La ministra de Defensa, Margarita Robles, interviene en una sesión de control, en el Congreso de los Diputados. | Eduardo Parra - Europa Press

¿Es el enemigo?… ¿Ustedes podrían parar la guerra un momento? … ¡Qué si pueden parar la guerra un momento! Los más jóvenes igual no lo reconocen pero con estas frases arrancaba uno de los gags más celebrados de Gila, Miguel Gila. Un escenario, un teléfono y el talento del fenómeno de la camisa roja eran más que suficiente para arrancar carcajadas a cascoporro, que diría el bueno Dj Pandereta. Desde hace unas semanas la política nacional vive una nueva tragicomedia en la que los teléfonos son los protagonistas. Lejos de cerrarse, el caso Pegasus va dando giros inesperados o esperados en un affaire de espionaje con marca España: más próximo a Mortadelo y Filemón que a una novela de John le Carré, Ben Macintyre o Frederick Forsyth.
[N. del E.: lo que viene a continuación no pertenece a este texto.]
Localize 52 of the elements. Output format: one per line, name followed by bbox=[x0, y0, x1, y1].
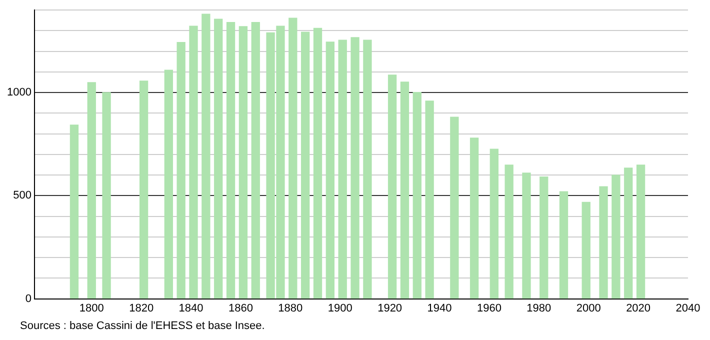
bar bbox=[412, 92, 422, 299]
bar bbox=[238, 26, 248, 299]
bar bbox=[326, 42, 335, 299]
bar bbox=[450, 116, 459, 299]
bar bbox=[189, 26, 198, 299]
y-tick-label: 500 bbox=[13, 190, 32, 202]
x-tick-label: 2000 bbox=[576, 302, 601, 314]
bar bbox=[504, 164, 514, 299]
bar bbox=[214, 18, 223, 299]
bar bbox=[624, 168, 633, 299]
bar bbox=[425, 100, 434, 299]
bar bbox=[338, 40, 347, 299]
bar bbox=[350, 37, 360, 299]
y-tick-label: 0 bbox=[25, 292, 32, 305]
bar bbox=[636, 164, 646, 299]
x-tick-label: 1940 bbox=[427, 302, 452, 314]
x-tick-label: 2020 bbox=[626, 302, 651, 314]
x-tick-label: 1900 bbox=[328, 302, 352, 314]
source-note: Sources : base Cassini de l'EHESS et base Insee. bbox=[20, 320, 265, 332]
bar bbox=[612, 174, 620, 299]
x-tick-label: 2040 bbox=[676, 302, 700, 314]
x-tick-label: 1820 bbox=[129, 302, 154, 314]
bar bbox=[176, 42, 186, 299]
bar bbox=[522, 172, 531, 299]
bar bbox=[87, 82, 96, 299]
bar bbox=[388, 74, 397, 299]
x-tick-label: 1860 bbox=[228, 302, 253, 314]
x-tick-label: 1920 bbox=[378, 302, 402, 314]
bar bbox=[540, 176, 548, 299]
x-tick-label: 1960 bbox=[476, 302, 502, 314]
bar bbox=[559, 191, 568, 299]
bar bbox=[582, 202, 590, 299]
bar bbox=[70, 124, 79, 299]
bar bbox=[288, 18, 298, 299]
bar bbox=[251, 22, 260, 299]
bar bbox=[300, 32, 310, 299]
x-tick-label: 1840 bbox=[178, 302, 204, 314]
bar bbox=[226, 22, 236, 299]
x-tick-label: 1800 bbox=[79, 302, 104, 314]
bar bbox=[202, 14, 210, 299]
bar bbox=[490, 148, 499, 299]
y-tick-label: 1000 bbox=[6, 86, 32, 99]
x-tick-label: 1980 bbox=[526, 302, 552, 314]
bar bbox=[599, 186, 608, 299]
bar bbox=[102, 92, 111, 299]
bar bbox=[363, 40, 372, 299]
bar bbox=[313, 28, 322, 299]
x-tick-label: 1880 bbox=[278, 302, 303, 314]
bar bbox=[164, 70, 173, 299]
bar bbox=[470, 138, 479, 299]
bar bbox=[139, 80, 148, 299]
bar bbox=[400, 82, 410, 299]
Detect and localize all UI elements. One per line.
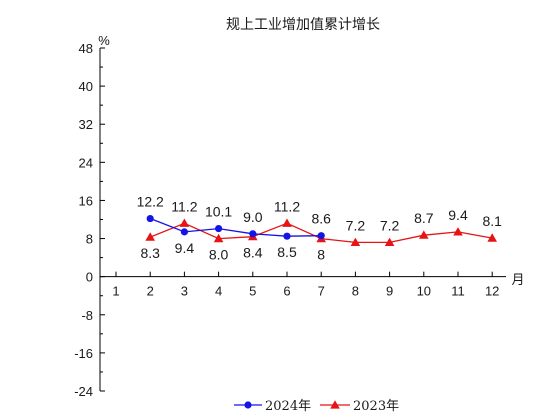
x-tick-label: 5 xyxy=(249,284,256,299)
y-tick-label: 16 xyxy=(79,193,93,208)
y-tick-label: -16 xyxy=(74,346,93,361)
data-label: 9.4 xyxy=(448,207,468,223)
x-tick-label: 10 xyxy=(417,284,431,299)
data-label: 7.2 xyxy=(380,217,400,233)
x-tick-label: 9 xyxy=(386,284,393,299)
data-point-circle xyxy=(215,224,223,233)
data-point-circle xyxy=(283,232,291,240)
data-label: 12.2 xyxy=(137,194,164,210)
series-layer xyxy=(145,214,497,246)
y-tick-label: 0 xyxy=(86,270,93,285)
x-tick-label: 2 xyxy=(147,284,154,299)
legend-label: 2023年 xyxy=(353,399,399,414)
y-tick-label: -8 xyxy=(81,308,93,323)
x-tick-label: 12 xyxy=(485,284,499,299)
legend-marker-triangle xyxy=(330,400,340,409)
data-label: 11.2 xyxy=(171,198,197,214)
data-point-circle xyxy=(180,228,188,236)
data-label: 8 xyxy=(317,247,325,263)
y-tick-label: 32 xyxy=(79,117,93,132)
y-tick-label: 24 xyxy=(79,155,93,170)
x-tick-label: 1 xyxy=(112,284,119,299)
data-label: 9.0 xyxy=(243,209,263,225)
data-label: 8.5 xyxy=(277,244,297,260)
x-tick-label: 8 xyxy=(352,284,359,299)
data-label: 9.4 xyxy=(175,240,195,256)
legend-label: 2024年 xyxy=(265,399,311,414)
x-axis-unit: 月 xyxy=(511,272,524,287)
data-label: 8.7 xyxy=(414,210,434,226)
data-label: 8.1 xyxy=(482,213,502,229)
data-label: 8.6 xyxy=(311,211,331,227)
x-tick-label: 11 xyxy=(451,284,465,299)
data-label: 11.2 xyxy=(274,198,300,214)
data-label: 8.4 xyxy=(243,245,263,261)
data-point-triangle xyxy=(282,218,292,227)
data-label: 10.1 xyxy=(205,204,232,220)
x-tick-label: 7 xyxy=(318,284,325,299)
y-axis-unit: % xyxy=(98,33,110,48)
legend: 2024年 2023年 xyxy=(234,399,399,414)
data-label: 7.2 xyxy=(346,217,366,233)
chart-title: 规上工业增加值累计增长 xyxy=(226,17,380,33)
data-point-triangle xyxy=(384,237,395,246)
data-label: 8.0 xyxy=(209,247,229,263)
x-tick-label: 3 xyxy=(181,284,188,299)
data-point-triangle xyxy=(213,233,224,243)
data-label-layer: 12.2 9.4 10.1 9.0 8.5 8.6 8.3 11.2 8.0 8.4 11.2 8 7.… xyxy=(137,194,503,263)
data-point-circle xyxy=(146,214,154,223)
data-point-triangle xyxy=(419,230,429,239)
y-tick-label: 48 xyxy=(79,41,93,56)
x-tick-label: 4 xyxy=(215,284,222,299)
data-point-triangle xyxy=(487,233,497,242)
data-point-triangle xyxy=(453,227,463,236)
legend-marker-circle xyxy=(244,401,252,409)
y-tick-label: -24 xyxy=(74,384,93,399)
data-point-triangle xyxy=(179,218,190,227)
y-tick-label: 40 xyxy=(79,79,93,94)
series-line xyxy=(149,217,322,237)
data-point-circle xyxy=(249,230,257,238)
data-point-triangle xyxy=(145,232,155,241)
data-point-circle xyxy=(317,232,325,240)
data-label: 8.3 xyxy=(140,245,160,261)
x-tick-label: 6 xyxy=(283,284,290,299)
y-tick-label: 8 xyxy=(86,232,93,247)
data-point-triangle xyxy=(350,237,361,246)
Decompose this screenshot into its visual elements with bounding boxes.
En su génesis, el caso reventó por el espionaje realizado a los líderes independentistas. Rufián y compañía fruncieron el ceño y pusieron el grito en el cielo con el fin último, y ya clásico, de seguir apretando la teta del Estado. Desde el Gobierno jugaron la baza no menos clásica de que el origen del mal era el PP. El suflé no bajaba y para rebajar la tensión se ventiló que el CNI también había invadido el teléfono de Pedro Sánchez y de otros miembros de su gabinete.

El spyware también se había infiltrado en los terminales de Margarita Robles, ministra de Defensa, y de Fernando Grande-Marlaska, amo y señor de la cartera del Interior. Desde el 19 de abril la crisis ha ido in crescendo y ha hecho más mella en el Ejecutivo que el disparatado precio de la electricidad o la gasolina. Como siempre en estos casos, Sánchez ha tirado de guión y ha marcado el    cortafuegos en el segundo escalón, ventilándose a la ya exdirectora del CNI Paz Esteban, cabeza de turco y nueva botella de oxígeno para un presidente al que empiezan a no salirle los números de la demoscopia.